Tuesday 23 March 2010

Narrative is not a dirty word

Give me a good story, well told, and you'll hook me each and every time. Give me all this but add the illusion that I can change the outcome of that story, and I'll show you an excellent videogame experience.

Sure, if I was to raise the debate over whether videogames are just an excercise in button-pushing reactions and can't be classed as narrative, in the classic sense - then I'd be sure to be stirring up a hornet's nest of opinions. I know my view on what videogames could and can be and also what 9 out of 10 times they are, so let's not go there. I also know that gamers want the thrill of action and multiplayer over most other things in a new videogame title release. And that's fine, as there's a place for everything and variety in videogaming is always needed.

My personal hopes are that developers in the future don't neglect the balance of a well crafted story that dances side by side with action and adventure. With any luck, developers will listen to the likes of videogame design consultants like N'Gai Croal.

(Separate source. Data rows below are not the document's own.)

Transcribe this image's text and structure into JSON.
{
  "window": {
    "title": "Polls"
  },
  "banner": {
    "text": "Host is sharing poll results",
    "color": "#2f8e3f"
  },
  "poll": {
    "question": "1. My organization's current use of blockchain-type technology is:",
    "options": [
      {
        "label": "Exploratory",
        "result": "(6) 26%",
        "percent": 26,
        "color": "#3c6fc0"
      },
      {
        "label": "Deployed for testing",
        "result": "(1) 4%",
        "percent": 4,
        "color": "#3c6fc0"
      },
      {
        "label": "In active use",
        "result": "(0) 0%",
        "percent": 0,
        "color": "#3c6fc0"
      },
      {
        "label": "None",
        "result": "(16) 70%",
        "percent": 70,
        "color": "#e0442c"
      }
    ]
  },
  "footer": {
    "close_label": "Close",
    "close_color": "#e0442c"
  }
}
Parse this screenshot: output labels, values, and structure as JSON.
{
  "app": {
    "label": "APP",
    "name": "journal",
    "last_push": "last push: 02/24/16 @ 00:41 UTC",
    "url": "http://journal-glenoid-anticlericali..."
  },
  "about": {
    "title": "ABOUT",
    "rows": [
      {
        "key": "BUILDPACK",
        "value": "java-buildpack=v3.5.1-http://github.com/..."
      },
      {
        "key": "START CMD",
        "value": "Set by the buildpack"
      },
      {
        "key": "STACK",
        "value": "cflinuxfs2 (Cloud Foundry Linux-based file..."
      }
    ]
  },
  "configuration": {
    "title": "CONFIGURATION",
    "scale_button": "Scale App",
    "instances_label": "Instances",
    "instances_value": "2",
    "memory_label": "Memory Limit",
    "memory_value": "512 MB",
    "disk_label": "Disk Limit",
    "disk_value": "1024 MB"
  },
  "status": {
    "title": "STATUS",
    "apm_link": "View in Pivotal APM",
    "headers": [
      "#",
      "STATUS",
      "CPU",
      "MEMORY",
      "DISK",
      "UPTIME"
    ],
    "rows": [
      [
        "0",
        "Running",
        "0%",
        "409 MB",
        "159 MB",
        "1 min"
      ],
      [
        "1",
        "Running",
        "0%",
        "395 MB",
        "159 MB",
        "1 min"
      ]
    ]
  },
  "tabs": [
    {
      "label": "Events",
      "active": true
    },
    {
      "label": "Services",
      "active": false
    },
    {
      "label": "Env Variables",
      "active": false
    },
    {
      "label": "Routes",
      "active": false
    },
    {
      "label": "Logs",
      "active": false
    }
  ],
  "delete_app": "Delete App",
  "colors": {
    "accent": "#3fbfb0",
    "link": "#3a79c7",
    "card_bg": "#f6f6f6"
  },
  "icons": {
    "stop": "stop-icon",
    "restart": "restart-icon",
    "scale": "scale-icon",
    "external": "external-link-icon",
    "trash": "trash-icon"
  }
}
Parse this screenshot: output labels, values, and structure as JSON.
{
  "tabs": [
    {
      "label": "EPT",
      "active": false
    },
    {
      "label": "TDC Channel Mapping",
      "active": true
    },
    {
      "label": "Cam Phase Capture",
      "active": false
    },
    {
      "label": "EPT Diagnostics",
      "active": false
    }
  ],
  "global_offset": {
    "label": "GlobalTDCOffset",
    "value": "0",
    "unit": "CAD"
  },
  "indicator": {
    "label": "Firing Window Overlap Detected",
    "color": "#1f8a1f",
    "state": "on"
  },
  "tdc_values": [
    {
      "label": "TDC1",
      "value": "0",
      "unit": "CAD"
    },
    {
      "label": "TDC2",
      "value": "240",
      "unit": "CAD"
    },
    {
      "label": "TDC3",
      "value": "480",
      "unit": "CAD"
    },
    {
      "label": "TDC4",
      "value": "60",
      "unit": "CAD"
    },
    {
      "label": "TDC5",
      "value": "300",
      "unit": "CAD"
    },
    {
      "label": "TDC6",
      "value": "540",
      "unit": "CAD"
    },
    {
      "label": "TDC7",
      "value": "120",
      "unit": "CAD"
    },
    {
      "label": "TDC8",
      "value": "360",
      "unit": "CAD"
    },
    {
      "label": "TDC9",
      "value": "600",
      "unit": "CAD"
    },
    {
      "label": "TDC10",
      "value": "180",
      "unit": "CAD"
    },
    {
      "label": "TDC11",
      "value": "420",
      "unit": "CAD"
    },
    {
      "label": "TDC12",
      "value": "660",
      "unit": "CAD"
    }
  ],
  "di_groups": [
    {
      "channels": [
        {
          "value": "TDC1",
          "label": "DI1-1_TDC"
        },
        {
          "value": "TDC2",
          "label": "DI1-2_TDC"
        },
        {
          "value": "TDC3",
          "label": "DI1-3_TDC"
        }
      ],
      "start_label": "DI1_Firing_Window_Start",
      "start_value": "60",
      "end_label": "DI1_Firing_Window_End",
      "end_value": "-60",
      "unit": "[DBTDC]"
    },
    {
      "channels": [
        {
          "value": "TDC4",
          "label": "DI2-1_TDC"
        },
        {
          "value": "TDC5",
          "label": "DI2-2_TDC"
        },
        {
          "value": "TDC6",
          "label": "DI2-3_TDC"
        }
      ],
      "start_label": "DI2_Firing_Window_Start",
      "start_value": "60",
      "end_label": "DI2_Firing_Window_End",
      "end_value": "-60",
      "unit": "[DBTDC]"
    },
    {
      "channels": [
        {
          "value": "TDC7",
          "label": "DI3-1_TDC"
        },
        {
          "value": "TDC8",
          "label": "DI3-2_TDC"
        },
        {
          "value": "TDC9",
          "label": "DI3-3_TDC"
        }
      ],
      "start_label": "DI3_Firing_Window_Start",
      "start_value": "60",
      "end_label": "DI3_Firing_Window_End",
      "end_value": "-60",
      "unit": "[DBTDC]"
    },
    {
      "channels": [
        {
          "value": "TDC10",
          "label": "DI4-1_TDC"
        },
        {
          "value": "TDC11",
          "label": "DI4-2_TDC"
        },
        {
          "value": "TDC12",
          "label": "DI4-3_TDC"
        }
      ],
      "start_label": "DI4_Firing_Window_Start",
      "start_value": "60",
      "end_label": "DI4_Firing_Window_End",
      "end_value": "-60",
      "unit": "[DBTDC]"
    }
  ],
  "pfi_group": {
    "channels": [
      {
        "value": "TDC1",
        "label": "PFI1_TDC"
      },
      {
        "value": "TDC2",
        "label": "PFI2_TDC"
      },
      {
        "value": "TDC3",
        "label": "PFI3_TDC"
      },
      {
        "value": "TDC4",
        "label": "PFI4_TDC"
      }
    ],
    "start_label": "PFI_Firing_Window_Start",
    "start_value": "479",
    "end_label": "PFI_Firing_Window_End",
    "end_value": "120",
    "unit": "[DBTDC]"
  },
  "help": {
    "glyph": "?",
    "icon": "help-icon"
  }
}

N'Gai made an insightful reference to the opening sequence to Bioshock 2(see EDGE issue 213 pg 156), wishing that the three minute cutscene was longer but also, that it were interactive. This example of possible gameplay would motivate the player to see out the full extent of a storyline, and their effect on it, rather than rushing on through, to blaze-a-trail onto the next combatic encounter. This was put into practice in Mass Effect 2, with cutscenes that allowed Shepherd to perform an action while an NPC was in dialogue mode. But I would like it to be put into far greater effect by developers and would mean that they wouldn't feel the need to rush a story or time limit a cutscene for fear of player boredom.

I, like N'Gai, maybe in a minority of gamers that want better involving storylines in our videogame titles, rather than a multiplayer element or destructible environments in the next Call of Duty clone. But I hope developers feel that there's much to be rewarded in developing new and better ways to tell and share a story with current and future gamers.